S’il avait eu moins peur, moins peur des mots, s’il avait pu les goûter les mots, pas les cailloux, de ceux qu’on lâche comme ça sans y penser et qui tombent sur n’importe quel chemin, dans n’importe quel creux d’ oreille, s’il avait pensé, juste une fois, que ses mots, les siens à lui, n’étaient que des pierres, anonymes et tristes sur un chemin déjà empierré, déjà encombré de ces pierres, toutes semblables, blessantes au pied nu de celle qui ne sait pas se protéger , s’il avait pu entendre d’autres mots, dits par une autre peut être, une autre qu’il aurait aimée par exemple, s’il avait été ému par cette autre femme aimée entièrement, qui aurait su faire taire cette vieille peur là… une femme qui, pour lui seul, aurait eu ce parfum du jasmin de juin, la douceur d’un velours ancien, oui, s’il avait entendu soudain tout à la fois la musique et le sens et la force des mots…

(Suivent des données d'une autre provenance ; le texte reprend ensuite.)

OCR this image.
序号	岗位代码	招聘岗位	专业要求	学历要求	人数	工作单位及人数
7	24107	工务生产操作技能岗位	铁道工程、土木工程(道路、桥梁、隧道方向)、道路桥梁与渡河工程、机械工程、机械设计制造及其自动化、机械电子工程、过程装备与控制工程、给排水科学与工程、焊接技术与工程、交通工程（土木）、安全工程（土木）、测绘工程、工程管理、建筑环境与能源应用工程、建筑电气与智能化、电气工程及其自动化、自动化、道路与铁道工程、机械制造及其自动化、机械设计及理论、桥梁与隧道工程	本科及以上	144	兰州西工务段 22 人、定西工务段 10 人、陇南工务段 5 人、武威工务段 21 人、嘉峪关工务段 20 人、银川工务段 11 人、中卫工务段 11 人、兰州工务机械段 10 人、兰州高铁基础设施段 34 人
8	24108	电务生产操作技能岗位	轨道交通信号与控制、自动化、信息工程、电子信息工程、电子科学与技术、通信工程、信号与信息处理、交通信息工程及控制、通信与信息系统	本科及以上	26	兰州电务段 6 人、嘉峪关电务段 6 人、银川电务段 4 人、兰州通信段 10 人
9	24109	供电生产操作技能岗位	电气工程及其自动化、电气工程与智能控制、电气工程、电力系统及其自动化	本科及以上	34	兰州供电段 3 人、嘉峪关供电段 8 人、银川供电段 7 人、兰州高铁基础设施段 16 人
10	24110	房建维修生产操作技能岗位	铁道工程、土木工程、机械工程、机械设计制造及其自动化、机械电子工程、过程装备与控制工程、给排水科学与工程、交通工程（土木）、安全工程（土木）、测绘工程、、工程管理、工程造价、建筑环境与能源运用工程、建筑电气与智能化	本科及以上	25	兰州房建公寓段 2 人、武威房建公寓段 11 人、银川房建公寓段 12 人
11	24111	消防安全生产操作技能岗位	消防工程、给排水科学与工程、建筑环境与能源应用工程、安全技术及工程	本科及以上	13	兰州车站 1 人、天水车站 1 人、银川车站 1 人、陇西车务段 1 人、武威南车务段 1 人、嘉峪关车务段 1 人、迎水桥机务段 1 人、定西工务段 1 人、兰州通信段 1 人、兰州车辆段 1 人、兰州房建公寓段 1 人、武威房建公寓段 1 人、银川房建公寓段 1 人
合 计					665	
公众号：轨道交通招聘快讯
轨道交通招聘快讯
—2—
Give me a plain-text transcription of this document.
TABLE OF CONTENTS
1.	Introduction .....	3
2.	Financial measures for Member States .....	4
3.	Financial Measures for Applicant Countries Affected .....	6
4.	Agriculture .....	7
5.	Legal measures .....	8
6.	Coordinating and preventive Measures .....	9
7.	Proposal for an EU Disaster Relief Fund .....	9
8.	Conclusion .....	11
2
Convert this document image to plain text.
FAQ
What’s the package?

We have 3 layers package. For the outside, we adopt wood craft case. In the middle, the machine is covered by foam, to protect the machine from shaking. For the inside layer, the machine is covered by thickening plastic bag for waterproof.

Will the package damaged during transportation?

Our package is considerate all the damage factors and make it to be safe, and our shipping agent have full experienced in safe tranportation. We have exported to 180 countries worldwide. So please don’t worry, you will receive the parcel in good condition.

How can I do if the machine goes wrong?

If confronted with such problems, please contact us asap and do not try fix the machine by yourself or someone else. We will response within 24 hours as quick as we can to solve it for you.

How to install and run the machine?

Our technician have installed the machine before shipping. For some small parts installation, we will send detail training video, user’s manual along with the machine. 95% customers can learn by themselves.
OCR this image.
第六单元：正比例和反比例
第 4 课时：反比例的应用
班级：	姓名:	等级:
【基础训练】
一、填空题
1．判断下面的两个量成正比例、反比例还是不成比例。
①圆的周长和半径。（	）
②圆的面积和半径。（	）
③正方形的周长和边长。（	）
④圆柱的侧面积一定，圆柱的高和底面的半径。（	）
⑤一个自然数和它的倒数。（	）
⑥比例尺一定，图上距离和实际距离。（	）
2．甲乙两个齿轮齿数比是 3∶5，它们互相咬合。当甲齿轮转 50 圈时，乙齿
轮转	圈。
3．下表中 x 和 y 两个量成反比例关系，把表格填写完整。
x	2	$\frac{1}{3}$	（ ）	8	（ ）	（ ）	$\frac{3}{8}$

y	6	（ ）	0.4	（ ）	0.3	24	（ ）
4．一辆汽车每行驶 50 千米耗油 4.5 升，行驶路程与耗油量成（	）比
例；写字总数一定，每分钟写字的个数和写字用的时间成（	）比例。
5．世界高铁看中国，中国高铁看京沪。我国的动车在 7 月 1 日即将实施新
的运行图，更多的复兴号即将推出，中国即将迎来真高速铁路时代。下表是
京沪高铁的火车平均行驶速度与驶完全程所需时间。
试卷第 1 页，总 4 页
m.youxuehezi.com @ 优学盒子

Alors, le monde aurait pu changer, son monde, il y aurait eu d’autres couleurs, une harmonie, un chant d’oiseau, et de loin, de très loin, il aurait accepté la grâce, le souffle, à peine présent, à peine pour ne pas l’effrayer… Oui, tout aurait pu changer avec ce souffle et cette grâce-là qui l’auraient atteint, qui auraient réussi à l’atteindre, et à son tour, apaisé, curieux, avide peut être, il les aurait cueillis à son tour, les mots, dans un creux de main, dans un creux de plume ou de vol d’hirondelle… dans un Rien qui alors serait Tout.